IDA GROVE, Iowa -- When the first commercial space mission, SpaceX Dragon, zooms back to Earth today, a piece of Northwest Iowa comes with it.
Students at OA-BCIG High School, serving the communities of Odebolt, Arthur, Battle Creek and Ida Grove, have an experiment aboard the spacecraft, which was to depart from the International Space Station early Thursday.
This is the second experiment from a high school in Ida County to reach space in the last 12 months. Students at RidgeView High School, serving Galva, Holstein, Schaller, Early and Nemaha, had an experiment on NASA's last Space Shuttle mission in July 2011.
The Ida County Economic Development group instigated these efforts via the Student Space Flight Experiment Program, which has seen that 12 such experiments from students across the U.S. have traveled into space in the last two missions.
Participating students from both Ida County high schools will travel to the National Air & Space Museum in Washington, D.C. in July to present their findings.
OABCIG High School students sent killifish eggs into space on this mission, one that began with the launch of the unmanned Dragon capsule on May 22 from Cape Canaveral Air Force Station, Fla.
The Dragon docked at the International Space Station on Friday, at which time astronauts cracked open the killifish eggs fluid mixing enclosure, exposing eggs to space for about five days.
The eggs will be returned to the high school in Ida Grove in a few weeks, allowing students and instructors to compare the sample against those in a control group left at home.
"We want to see if the bones and muscles of the killifish are weaker than those that stayed on earth," says Jessica Gunderson, a 14-year-old sophomore to-be at OABCIG. "We'll also dissect their kidneys to see if they have kidney stones."
Gunderson's experiment was fine-tuned with the aid of Brittanie Rigby, a junior to-be at OABCIG, and incoming high school seniors Austin and Justin Sadler.
"When we started talking about experiments to put in space, people were talking about some complicated ideas," Gunderson says. "And I won't lie: I couldn't wrap my brain around it. Anything you sent up had to be dormant along its way up there.
"I thought it would be cool to look at tiny fish. The killifish was big enough I could see it and we could do test work on it, and it would be dormant."
Remember, this is a 14-year-old talking.
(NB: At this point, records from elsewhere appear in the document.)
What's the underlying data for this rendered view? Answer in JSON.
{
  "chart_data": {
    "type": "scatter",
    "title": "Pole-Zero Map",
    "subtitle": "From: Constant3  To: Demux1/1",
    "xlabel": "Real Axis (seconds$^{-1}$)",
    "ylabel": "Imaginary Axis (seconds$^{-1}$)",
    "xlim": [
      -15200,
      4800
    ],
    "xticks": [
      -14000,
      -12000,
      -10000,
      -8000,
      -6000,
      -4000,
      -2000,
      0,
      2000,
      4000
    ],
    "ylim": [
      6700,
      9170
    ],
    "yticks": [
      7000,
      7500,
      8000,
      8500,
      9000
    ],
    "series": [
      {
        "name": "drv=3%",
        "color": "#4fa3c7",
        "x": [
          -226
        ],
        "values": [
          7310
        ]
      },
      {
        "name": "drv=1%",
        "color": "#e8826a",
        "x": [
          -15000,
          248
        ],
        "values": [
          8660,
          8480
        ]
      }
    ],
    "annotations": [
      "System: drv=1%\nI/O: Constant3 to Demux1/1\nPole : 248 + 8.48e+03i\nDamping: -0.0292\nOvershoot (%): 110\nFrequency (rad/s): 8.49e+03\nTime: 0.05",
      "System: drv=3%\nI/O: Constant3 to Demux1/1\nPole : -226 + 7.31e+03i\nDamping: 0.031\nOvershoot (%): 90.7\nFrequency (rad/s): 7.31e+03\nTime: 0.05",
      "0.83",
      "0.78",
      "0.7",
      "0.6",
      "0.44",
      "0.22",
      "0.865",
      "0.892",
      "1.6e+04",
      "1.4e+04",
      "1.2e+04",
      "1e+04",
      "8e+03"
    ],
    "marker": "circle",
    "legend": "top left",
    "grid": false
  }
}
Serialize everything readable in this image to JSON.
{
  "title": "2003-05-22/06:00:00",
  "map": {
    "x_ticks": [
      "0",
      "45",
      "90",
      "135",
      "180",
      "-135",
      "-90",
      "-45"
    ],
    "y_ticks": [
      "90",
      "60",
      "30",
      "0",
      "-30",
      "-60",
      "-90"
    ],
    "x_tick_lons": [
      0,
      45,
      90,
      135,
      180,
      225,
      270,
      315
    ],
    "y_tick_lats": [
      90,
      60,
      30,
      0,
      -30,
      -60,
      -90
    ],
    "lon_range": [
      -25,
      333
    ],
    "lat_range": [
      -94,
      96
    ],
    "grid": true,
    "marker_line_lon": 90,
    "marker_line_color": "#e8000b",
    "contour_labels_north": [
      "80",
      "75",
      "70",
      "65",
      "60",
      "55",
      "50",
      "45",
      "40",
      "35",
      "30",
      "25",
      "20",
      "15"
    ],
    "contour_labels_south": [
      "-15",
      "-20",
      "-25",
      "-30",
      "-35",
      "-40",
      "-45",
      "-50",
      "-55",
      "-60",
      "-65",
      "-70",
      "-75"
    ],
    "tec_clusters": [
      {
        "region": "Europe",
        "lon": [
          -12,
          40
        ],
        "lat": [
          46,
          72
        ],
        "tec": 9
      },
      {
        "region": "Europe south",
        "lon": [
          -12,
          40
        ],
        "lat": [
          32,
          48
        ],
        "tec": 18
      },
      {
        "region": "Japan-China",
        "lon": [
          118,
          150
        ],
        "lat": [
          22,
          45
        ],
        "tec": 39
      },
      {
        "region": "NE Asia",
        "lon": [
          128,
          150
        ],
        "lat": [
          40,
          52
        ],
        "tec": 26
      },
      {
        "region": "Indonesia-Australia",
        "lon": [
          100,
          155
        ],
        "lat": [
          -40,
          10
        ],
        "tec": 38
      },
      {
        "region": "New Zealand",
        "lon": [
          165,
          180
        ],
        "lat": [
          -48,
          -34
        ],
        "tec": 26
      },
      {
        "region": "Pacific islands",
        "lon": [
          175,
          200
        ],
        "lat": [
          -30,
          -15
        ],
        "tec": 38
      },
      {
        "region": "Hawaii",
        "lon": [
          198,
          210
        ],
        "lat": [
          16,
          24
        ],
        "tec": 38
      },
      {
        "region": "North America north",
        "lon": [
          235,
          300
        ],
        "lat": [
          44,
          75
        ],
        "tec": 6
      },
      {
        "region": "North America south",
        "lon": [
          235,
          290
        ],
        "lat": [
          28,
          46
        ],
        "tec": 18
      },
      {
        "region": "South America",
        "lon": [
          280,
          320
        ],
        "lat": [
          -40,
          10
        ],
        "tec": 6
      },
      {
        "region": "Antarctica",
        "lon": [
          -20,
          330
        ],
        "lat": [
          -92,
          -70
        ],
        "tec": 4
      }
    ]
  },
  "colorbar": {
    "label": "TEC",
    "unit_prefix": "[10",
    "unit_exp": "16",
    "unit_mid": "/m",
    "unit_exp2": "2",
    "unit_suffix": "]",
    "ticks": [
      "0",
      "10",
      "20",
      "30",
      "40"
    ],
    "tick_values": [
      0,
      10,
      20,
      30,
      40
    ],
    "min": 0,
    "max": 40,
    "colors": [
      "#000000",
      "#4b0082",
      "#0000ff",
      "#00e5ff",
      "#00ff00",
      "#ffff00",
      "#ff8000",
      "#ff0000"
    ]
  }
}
She's just starting driver's education and she's examining the effects of micro gravity on an organism's kidneys.
"Our local economic development group, Ida County Economic Development, continues to believe that efforts such as these are what helps provide our students with tools to compete globally," says Rita Frahm, president of the Ida County Economic Development organization.
Gunderson, the daughter of Tim and Mary Gunderson of rural Kiron, Iowa, says she has an interest in space, one fostered by this program.
"I want to go up there, but I don't know if I could be an astronaut," she says. "It sounds a little scary."